In these studies, the researchers studied the enzymatic machinery underlying ubiquitylation of the histone H2A. Specifically, they explored protein subunits that make up a complex called PRC1, which the researchers had previously discovered attaches ubiquitin at a particular spot on H2A.
PRC1 belongs to a group of proteins that are of considerable biological importance because they silence the expression of Hox genes. These genes play a central role in patterning the developing embryo—determining where limbs and other body segments will grow. Silencing gene expression is important for normal coordination of embryonic development.

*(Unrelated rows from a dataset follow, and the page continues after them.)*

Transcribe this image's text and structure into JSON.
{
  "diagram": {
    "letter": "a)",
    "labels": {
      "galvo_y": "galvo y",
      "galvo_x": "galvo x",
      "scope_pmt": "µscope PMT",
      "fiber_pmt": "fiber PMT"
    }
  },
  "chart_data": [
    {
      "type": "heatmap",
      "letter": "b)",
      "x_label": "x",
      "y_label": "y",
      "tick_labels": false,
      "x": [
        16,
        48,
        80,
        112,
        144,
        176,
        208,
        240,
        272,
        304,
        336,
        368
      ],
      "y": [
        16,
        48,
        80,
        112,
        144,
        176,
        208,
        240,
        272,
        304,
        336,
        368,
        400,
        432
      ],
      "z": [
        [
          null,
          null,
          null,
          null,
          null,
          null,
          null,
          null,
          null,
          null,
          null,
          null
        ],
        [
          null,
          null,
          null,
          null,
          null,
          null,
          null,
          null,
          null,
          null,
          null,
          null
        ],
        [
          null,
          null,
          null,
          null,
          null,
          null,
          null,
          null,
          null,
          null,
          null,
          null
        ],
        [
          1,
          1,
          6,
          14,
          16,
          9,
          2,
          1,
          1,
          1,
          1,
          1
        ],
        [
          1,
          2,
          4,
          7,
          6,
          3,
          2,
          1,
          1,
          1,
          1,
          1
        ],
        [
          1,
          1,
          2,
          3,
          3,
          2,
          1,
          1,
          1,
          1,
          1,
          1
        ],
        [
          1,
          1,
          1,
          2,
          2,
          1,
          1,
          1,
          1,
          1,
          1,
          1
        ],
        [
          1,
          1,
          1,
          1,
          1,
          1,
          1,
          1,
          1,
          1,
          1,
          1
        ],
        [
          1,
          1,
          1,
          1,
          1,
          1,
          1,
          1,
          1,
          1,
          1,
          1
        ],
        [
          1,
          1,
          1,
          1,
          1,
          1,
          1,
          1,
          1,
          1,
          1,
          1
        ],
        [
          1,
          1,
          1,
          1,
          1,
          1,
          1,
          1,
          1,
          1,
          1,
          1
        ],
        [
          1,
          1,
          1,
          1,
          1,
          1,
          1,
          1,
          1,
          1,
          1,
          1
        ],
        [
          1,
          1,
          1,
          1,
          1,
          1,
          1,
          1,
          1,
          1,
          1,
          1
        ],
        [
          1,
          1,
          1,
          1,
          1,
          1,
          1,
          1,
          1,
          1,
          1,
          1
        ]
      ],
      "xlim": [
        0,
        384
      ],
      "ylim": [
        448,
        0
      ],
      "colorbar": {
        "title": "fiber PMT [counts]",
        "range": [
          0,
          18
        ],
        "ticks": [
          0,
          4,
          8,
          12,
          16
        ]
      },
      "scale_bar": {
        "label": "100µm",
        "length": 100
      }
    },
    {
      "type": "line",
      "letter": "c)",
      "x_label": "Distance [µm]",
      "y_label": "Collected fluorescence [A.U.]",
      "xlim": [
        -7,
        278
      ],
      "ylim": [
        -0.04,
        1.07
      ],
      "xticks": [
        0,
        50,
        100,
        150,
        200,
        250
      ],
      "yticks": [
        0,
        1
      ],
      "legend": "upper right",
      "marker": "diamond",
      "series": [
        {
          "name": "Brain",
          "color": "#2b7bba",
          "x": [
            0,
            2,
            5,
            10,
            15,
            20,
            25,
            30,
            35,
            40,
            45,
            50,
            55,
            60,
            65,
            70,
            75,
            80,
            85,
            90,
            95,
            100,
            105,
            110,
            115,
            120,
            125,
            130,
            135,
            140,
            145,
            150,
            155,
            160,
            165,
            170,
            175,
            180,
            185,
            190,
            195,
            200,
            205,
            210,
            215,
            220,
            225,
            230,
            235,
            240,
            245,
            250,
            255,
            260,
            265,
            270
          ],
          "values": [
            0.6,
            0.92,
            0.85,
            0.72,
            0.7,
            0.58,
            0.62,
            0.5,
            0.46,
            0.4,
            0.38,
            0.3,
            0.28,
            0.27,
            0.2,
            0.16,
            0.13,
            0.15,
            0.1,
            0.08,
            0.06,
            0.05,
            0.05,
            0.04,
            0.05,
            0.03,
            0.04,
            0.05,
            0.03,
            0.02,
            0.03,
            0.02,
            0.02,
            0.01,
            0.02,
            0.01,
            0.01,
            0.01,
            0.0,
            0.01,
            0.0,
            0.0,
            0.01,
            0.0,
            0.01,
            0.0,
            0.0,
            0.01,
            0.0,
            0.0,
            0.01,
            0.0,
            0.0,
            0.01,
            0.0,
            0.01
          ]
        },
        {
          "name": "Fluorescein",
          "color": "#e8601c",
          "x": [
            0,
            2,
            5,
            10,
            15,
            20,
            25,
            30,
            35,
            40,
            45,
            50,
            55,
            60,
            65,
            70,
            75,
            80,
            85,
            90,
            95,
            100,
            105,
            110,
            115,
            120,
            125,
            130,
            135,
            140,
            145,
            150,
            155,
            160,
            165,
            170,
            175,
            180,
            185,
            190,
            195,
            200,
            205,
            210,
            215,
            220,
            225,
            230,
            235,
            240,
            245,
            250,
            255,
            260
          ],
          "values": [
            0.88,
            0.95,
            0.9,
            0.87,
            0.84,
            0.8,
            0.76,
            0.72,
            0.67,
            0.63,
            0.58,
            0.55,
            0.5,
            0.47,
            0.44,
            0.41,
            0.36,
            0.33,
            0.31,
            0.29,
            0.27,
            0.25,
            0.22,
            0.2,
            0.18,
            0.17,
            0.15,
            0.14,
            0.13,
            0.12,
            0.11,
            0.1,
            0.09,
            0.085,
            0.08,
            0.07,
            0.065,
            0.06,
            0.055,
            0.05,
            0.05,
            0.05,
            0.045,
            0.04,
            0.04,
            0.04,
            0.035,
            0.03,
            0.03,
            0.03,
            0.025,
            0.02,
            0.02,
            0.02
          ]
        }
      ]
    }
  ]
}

In their experiments, Zhang and his colleagues identified two subunits of PRC1—called Bmi-1 and Ring1A—that play a central role in PRC1's ability to ubiquitylate H2A. Their experiments also found that Bmi-1 and Ring1A also play an important role in silencing Hox genes through their participation in ubiquitylation of histone H2A.
Such insights into the roles of Bmi-1 and Ring1A could have important clinical implications, said Zhang. For example, Bmi-1 is known to be involved in silencing genes that control cell proliferation. In these silencing roles, Bmi-1 has been linked to cancer as well as the ability of stem cells to self-renew.
Further studies in Zhang's laboratory will seek to understand how H2A ubiquitylation can lead to gene silencing and how the multiple PRC1 subunits such as Ring1A contribute to ubiquitylation.
“These two papers reflect our overall strategy of using in vitro biochemical assays to identify new enzymes that play a role in histone modifications,” commented Zhang. “Then, once we identify an enzyme, we study it in vivo to put its function in a biological context. Thus, we hope to gain significant insights into the processes of epigenetic modification of gene expression and how they determine cell fate during development.”